Temperature controlled logistics: Import and export of perishable items like food and drugs have created a demand for climate-controlled logistics. In light of the pandemic, the need for the transportation of vaccines will provide further opportunities for temperature-controlled logistic operators.
Last-mile delivery: The massive boom in Vietnam’s e-commerce has created several opportunities in the delivery sector. Services like two-hour and one-day delivery have great potential as the country’s growing middle-class can afford such value-added services.
The logistics industry in Vietnam continues to face high costs. Logistics costs are 6 to 12 percent higher than that of Thailand, China, and Malaysia. These high costs may affect the manufacturing sector’s competitiveness that import raw materials and export finished goods. However, the Vietnamese government has been proactively taking actions to reduce these by improving its transport infrastructure. These efforts have resulted in a significant decrease in logistics costs, from 25 percent to 16 percent of GDP in the last decade, according to Vietnam Briefing.

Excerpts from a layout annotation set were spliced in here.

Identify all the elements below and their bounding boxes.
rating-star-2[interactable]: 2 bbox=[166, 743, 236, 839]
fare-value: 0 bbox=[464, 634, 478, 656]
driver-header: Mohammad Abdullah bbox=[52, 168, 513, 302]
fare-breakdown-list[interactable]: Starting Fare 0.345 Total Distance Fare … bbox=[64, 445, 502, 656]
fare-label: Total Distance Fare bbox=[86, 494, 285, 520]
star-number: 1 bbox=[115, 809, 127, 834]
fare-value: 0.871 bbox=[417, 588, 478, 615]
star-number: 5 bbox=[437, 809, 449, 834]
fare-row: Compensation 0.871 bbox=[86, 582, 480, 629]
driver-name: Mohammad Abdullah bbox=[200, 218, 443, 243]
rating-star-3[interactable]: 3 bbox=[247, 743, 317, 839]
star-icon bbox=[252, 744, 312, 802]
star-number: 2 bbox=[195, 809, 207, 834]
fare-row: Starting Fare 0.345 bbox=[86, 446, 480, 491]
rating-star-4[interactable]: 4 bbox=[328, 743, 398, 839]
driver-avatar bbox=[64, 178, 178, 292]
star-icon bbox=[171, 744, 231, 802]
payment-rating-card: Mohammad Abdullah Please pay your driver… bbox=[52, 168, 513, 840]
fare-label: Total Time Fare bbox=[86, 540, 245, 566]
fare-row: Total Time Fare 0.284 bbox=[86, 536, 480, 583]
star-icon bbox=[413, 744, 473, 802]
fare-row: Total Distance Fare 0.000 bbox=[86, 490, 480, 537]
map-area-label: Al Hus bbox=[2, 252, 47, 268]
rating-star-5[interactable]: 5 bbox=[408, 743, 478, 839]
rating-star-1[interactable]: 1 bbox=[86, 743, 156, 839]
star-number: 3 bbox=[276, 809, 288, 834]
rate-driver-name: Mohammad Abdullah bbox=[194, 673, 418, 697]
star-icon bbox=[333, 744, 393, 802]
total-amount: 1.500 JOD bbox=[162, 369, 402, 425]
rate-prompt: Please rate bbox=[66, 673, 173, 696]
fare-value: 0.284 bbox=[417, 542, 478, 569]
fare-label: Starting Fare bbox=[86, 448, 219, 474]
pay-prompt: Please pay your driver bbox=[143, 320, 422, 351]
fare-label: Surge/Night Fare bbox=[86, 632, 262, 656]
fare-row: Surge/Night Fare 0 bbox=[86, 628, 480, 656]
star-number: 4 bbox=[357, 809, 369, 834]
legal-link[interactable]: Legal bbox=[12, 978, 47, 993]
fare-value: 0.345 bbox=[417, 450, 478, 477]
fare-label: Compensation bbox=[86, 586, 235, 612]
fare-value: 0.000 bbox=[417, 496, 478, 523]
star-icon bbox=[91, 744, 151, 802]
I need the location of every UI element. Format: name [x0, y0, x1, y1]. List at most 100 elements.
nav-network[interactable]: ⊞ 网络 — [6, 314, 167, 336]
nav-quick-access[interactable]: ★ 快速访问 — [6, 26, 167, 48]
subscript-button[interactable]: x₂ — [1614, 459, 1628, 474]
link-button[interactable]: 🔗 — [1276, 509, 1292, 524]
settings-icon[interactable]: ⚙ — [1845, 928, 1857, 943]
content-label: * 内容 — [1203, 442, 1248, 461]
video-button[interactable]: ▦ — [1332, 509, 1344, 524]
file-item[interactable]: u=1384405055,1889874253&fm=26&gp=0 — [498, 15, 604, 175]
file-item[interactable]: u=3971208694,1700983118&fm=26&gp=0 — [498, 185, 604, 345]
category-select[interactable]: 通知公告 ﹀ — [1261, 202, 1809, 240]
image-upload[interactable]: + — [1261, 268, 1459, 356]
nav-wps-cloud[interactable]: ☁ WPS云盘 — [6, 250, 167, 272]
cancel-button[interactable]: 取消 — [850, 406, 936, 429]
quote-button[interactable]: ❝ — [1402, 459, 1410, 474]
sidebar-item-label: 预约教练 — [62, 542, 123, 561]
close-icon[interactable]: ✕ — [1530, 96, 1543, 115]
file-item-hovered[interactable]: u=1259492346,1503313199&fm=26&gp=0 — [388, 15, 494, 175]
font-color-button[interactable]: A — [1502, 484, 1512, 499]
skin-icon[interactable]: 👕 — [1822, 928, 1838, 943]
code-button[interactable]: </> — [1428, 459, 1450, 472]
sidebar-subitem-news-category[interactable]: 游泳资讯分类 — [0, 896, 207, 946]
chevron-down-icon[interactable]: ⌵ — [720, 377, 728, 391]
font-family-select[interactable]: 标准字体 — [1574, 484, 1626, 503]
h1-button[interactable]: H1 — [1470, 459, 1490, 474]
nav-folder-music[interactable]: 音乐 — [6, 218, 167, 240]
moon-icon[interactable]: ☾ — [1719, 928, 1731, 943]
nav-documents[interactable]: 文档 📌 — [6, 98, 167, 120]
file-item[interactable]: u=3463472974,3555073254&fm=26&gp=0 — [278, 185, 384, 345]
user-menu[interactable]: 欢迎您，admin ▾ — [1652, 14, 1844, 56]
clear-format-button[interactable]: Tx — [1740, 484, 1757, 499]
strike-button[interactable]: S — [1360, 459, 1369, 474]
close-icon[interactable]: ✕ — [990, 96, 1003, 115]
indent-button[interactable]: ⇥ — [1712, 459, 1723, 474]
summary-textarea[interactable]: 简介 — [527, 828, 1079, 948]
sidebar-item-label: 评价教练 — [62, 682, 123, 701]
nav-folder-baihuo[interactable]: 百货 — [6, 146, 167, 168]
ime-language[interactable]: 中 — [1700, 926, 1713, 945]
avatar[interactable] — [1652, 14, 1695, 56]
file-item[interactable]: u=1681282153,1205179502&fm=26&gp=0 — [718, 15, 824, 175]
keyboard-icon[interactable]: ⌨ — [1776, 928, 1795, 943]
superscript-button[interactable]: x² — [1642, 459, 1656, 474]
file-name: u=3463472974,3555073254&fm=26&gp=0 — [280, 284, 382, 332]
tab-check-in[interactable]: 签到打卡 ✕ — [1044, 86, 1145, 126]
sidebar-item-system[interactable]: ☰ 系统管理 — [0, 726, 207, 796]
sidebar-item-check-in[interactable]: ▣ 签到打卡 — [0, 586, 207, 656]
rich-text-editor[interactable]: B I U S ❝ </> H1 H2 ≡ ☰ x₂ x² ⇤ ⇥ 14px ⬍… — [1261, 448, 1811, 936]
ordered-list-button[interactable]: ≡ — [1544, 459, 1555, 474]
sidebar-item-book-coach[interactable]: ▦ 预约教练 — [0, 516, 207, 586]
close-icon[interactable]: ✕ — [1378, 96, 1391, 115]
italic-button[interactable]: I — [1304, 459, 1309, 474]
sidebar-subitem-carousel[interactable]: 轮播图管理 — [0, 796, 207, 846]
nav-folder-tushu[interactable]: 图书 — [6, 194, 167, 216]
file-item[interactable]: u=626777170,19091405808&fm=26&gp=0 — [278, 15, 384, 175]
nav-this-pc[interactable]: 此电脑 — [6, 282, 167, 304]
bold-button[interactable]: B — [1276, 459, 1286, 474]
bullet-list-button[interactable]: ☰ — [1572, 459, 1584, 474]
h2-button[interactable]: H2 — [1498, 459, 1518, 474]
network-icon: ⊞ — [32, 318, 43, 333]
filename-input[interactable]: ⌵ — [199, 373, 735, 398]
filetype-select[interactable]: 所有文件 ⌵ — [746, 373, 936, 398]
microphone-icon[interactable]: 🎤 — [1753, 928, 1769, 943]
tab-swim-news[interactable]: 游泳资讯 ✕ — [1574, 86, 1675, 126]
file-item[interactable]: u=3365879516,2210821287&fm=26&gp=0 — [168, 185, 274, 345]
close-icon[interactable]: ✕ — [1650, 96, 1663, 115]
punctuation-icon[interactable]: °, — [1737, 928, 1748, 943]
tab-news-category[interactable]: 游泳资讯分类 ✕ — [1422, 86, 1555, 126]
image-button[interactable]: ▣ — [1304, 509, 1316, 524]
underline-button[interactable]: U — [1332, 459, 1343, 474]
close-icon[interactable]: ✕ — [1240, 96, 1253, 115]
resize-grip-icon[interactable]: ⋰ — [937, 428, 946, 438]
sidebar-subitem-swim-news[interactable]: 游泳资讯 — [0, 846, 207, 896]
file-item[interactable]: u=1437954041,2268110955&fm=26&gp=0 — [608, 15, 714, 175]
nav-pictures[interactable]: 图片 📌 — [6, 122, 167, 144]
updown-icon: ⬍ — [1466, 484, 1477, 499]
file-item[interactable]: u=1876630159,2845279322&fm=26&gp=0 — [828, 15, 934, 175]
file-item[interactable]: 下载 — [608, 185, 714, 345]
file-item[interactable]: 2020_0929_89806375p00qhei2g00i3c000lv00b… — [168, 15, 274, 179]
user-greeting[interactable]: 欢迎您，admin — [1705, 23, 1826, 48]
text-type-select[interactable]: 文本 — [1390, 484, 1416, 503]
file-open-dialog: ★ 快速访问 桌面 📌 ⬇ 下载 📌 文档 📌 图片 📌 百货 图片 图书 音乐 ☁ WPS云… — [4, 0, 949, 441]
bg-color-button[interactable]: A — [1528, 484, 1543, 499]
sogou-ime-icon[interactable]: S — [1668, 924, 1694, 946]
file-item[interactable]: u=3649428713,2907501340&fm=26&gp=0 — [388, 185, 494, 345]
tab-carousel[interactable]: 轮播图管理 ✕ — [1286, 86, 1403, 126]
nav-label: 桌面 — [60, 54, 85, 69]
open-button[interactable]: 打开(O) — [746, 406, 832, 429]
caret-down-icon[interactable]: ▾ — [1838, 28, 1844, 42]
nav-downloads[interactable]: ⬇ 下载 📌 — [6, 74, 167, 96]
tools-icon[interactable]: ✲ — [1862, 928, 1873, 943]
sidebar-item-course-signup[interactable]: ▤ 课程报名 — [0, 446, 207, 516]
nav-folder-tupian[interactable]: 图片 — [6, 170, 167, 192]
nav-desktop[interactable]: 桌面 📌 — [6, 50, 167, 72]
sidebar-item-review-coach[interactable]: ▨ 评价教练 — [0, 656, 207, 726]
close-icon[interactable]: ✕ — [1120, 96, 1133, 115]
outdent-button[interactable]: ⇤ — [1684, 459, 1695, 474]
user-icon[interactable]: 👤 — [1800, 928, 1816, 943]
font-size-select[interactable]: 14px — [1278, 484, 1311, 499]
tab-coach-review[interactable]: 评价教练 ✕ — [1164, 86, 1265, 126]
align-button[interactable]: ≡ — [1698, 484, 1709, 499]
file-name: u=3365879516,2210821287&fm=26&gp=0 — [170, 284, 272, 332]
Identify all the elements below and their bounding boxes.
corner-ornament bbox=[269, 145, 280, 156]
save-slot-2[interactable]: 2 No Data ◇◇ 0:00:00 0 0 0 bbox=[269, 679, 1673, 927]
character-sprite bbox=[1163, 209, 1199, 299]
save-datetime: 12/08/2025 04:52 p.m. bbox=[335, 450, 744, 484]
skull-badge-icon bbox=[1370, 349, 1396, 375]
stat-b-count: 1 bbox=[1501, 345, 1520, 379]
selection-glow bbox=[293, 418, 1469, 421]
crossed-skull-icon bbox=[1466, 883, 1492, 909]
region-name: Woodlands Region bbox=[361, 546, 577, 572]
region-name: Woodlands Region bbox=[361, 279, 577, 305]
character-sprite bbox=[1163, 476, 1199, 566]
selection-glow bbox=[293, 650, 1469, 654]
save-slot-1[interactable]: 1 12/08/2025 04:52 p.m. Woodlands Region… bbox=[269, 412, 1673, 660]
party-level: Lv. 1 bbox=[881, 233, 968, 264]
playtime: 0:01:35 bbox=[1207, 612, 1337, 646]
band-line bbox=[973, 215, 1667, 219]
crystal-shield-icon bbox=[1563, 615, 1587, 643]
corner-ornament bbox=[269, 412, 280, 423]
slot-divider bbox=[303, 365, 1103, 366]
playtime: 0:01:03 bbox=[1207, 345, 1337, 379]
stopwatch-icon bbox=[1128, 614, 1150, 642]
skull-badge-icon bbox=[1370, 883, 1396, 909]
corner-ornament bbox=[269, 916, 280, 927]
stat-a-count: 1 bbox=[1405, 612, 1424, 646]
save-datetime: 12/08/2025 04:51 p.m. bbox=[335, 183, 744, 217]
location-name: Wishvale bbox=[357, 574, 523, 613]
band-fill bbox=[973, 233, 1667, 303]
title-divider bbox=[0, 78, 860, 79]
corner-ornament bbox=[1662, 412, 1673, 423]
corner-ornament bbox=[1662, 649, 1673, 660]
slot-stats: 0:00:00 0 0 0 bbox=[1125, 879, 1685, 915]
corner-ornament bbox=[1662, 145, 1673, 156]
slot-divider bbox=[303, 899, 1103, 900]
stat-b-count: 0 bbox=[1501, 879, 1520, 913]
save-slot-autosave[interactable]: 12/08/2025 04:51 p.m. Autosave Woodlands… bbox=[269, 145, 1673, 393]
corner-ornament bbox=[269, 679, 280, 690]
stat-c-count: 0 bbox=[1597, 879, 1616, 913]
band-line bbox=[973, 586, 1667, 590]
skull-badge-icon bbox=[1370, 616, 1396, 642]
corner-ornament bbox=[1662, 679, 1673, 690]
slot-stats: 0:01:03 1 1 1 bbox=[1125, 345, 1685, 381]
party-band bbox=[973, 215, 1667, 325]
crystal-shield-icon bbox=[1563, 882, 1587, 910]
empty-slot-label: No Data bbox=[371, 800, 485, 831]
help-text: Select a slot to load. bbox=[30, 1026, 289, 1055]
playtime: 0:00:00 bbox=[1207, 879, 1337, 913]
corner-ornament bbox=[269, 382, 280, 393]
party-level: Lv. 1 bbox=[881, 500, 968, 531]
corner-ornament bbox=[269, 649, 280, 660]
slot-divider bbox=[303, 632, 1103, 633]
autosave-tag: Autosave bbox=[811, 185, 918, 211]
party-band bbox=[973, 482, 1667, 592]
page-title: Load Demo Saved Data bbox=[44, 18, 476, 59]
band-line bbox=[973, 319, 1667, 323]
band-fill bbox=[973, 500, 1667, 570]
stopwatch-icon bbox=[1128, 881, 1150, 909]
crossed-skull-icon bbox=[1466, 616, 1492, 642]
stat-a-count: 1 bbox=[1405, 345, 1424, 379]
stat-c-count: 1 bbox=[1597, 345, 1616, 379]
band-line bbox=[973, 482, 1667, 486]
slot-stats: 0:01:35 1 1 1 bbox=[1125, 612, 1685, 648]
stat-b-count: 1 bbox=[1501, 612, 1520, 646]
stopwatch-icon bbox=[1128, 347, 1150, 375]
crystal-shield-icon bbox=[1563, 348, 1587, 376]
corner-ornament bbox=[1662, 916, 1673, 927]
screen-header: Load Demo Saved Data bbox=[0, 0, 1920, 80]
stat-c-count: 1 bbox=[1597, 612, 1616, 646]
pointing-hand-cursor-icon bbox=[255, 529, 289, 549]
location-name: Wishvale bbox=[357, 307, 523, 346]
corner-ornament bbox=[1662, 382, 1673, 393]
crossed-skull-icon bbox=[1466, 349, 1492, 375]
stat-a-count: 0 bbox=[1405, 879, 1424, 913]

Underdeveloped infrastructure has restricted the capacity of several seaports in the country. For solving this issue, certain seaports have started collecting fees for using infrastructure and service facilities. In 2017, Haiphong set this trend, with Ho Chi Minh City following by announcing similar fees from July 2021.
These fees should supplement an additional revenue of US$130 million to Ho Chi Minh City and US$70 million to Haiphong. The government aims to use this collected revenue to develop transport infrastructure to ease jams at seaports.
The widespread fragmentation in Vietnam’s logistics market may be a considerable bottleneck in tapping its full potential. Also, customs procedures are largely manual, slow, and will need work on improving efficiency. However, the government has introduced several measures including the online submission of documents to ease customs procedures.
The country will also need to standardize the cargo inspection process in seaports and airports. The highways linking industrial centers with ports are heavily congested, and their expansion can further benefit the industry.
Currently, not all logistics facilities are located close to ports and manufacturing hubs. Thus, new warehouses and distribution centers will need to be positioned closer to such hubs to facilitate the movement of goods.